The mother and Girl Scout leader said she is teaching her kids a lesson in standing on principle.

"If a tree is unhealthy and unsafe, I understand that, but to take a perfectly healthy tree and just take it down like it's nothing, I don't understand," Casares said.

"I'm very proud of her. It's a very courageous thing to do," daughter Madison Casares said.

"Trees supposed to give us better air. Birds use it. It's a beautiful tree," neighbor Phil Alfieri said.

"We understand the value of these old growth trees," Westbury Mayor Pete Cavallaro added.

Cavallaro said the village does not cavalierly take down healthy trees. Engineers in the Ellison Avenue repaving project weighed the impact of trees on sidewalks and drainage. Three to four were deemed in need of removal and dozens remain.

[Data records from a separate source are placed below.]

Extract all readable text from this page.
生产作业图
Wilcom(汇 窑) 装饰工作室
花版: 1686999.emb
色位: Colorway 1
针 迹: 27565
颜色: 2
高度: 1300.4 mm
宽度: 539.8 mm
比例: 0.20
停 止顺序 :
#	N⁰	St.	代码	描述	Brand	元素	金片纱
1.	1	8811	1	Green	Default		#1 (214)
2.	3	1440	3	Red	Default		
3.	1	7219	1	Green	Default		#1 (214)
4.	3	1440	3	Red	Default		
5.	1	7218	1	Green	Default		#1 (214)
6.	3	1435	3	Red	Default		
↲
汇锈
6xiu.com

"This is a necessary evil that sometimes you have to take down healthy trees. We don't dispute that the tree is healthy. We don't want to take down a tree that isn't in need of being taken down," Cavallaro said.

The village said it will re-analyze to see if the tree can be saved, but trimming the roots is not feasible.

"These are huge trees that if they fall have the potential to do damage and bodily injury," Cavallaro said.

And if the tree must go, the mayor promises it will not be cut down in the middle of the night or surreptitiously -- a decision expected any day -- will be given to the homeowner, and then she has a decision to make.

"I'm gonna have to get arrested. I'll get arrested. I gotta do what's right for my family and what's right for people in this community," Denise Casares said.

She is planning to be like a tree and hold her ground.

The mayor said for every tree that's removed, another one is planted. And in a decade, the village has planted twice as many trees as it has removed.